Monday, July 6, 2020

Clinical conundrum

Dr. Grumpy: "Wow, you look great for 94! Well, what can I do for you?"

Mrs. Methuselah: "Thank you! My daughter asked me to come see you, she was concerned I had a neck injury.

Dr. Grumpy: "What's going on?"

Mrs. Methuselah: "Well, I moved into a new place over the winter. Now that it's summer the air conditioner turns on, and if it blows on the back of my neck it gets cold there and I get a chill down my spine."


Pause. I'm waiting, figuring there has to be more than that.


Dr. Grumpy: "Is there, uh, more than that?"

Mrs. Methuselah: "Nope. That's it. My daughter insisted I come in because she thinks I need an MRI of my neck. I think she's nuts."

Dr. Grumpy: "Does, uh, does anything make this better?"

Mrs. Methuselah: "Yeah, I don't sit near vents. If I have to, like in my reading chair, I wear a scarf.

Dr. Grumpy: "Does that work?"

Mrs. Methuselah: "It works fine. I told you. I think my daughter is nuts."

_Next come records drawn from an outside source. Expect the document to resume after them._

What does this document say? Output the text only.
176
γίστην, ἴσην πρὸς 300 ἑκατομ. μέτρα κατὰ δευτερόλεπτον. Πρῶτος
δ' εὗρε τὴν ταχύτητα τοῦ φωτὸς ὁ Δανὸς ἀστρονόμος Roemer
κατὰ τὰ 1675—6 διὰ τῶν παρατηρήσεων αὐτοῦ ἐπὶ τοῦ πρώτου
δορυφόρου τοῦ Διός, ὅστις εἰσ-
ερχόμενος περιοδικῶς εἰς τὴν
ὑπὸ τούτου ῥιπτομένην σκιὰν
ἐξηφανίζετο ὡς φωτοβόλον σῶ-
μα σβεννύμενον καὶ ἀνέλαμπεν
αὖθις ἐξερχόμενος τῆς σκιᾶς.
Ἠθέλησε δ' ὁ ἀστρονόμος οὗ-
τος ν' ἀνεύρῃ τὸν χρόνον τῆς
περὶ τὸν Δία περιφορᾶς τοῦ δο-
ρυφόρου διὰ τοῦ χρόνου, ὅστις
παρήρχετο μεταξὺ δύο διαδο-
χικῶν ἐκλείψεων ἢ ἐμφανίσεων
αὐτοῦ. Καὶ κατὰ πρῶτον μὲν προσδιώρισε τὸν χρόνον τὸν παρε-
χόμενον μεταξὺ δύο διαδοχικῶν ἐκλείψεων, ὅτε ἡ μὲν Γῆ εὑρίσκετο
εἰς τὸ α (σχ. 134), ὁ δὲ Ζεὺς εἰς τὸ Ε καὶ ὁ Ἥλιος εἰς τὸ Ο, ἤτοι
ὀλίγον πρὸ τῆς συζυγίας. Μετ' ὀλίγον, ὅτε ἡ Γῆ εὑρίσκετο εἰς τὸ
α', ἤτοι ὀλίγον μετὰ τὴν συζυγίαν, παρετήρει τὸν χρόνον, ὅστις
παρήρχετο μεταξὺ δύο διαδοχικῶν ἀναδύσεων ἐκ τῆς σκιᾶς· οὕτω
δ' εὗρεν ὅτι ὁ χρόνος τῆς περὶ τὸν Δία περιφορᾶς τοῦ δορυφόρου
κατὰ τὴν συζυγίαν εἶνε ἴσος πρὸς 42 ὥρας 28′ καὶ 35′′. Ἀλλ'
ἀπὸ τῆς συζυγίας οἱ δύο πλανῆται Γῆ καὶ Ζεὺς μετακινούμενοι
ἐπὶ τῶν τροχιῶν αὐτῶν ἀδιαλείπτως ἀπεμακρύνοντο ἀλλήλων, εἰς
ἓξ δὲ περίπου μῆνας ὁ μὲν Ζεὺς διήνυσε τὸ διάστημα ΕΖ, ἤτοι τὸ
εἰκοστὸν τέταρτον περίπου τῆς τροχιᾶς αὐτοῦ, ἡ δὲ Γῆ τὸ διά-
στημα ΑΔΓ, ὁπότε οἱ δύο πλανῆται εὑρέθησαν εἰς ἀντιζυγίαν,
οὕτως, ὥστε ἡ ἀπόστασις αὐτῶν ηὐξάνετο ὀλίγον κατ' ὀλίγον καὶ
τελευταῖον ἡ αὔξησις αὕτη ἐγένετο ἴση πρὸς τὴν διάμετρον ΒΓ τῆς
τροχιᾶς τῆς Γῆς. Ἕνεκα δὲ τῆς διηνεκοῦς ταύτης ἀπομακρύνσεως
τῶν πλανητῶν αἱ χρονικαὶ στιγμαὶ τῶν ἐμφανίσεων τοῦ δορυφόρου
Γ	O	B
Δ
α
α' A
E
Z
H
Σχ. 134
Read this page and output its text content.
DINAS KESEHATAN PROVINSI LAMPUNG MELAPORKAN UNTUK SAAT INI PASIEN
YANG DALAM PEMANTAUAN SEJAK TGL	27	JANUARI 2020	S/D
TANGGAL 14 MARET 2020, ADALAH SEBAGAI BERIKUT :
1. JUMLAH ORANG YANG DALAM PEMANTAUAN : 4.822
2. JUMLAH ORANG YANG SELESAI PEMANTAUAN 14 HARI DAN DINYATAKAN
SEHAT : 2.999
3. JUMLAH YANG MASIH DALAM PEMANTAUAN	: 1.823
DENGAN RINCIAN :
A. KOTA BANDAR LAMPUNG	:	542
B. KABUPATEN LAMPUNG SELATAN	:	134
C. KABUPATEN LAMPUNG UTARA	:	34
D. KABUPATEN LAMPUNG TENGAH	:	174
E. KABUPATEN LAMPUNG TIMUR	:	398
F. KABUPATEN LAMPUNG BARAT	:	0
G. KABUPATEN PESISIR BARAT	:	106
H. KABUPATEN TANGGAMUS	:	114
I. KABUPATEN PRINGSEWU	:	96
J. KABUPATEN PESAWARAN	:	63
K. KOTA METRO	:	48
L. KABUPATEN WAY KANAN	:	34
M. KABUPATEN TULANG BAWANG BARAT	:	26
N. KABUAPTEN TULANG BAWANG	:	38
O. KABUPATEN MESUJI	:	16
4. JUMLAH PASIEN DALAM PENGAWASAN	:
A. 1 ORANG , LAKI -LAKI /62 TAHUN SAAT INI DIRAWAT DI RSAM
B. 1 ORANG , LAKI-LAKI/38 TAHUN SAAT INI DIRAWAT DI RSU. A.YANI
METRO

Dr. Grumpy (sets down pen): "I think you can tell your daughter that I said you're fine."

6 comments:

Anonymous said...

Since you have not met the daughter, I understand your reluctance to diagnose her. Nonetheless. I might have commented to Mrs. M that not only is she fine, her perspicacious assessment of her daughter is undeniable. Your forbearance is admirable.

Packer said...

It does not always follow that age equals incompetency. My mother at age 93 continue to live alone in her own Home. Just continue to live alone almost up to the time of her final problem. She was asked if she wanted to undergo a second round of fluid removal from her lungs I’ll never forget her saying the theme of last one alive it’s not the best thing in the world. . Her friends, her well loved contemporaries we’re all gone. Her children have their own lives as did her grandchildren. She asked to be made comfortable but shows no further medical proceduresWith the statement the only thing wrong with her was that she had become old, very old. They were some among the family and Among the medical staff Who perfectly understood and followed her wishes. Sometimes a difficult choice for children of an elderly parent, but to honor thy mother and father.

Ms. Donna said...

Yes, this is fine. But talk to daughter. W/O pt. there. My mom is 86 with dementia. She complains of this or that pain to me, but as soon as an MD asks about it, she does not have pain.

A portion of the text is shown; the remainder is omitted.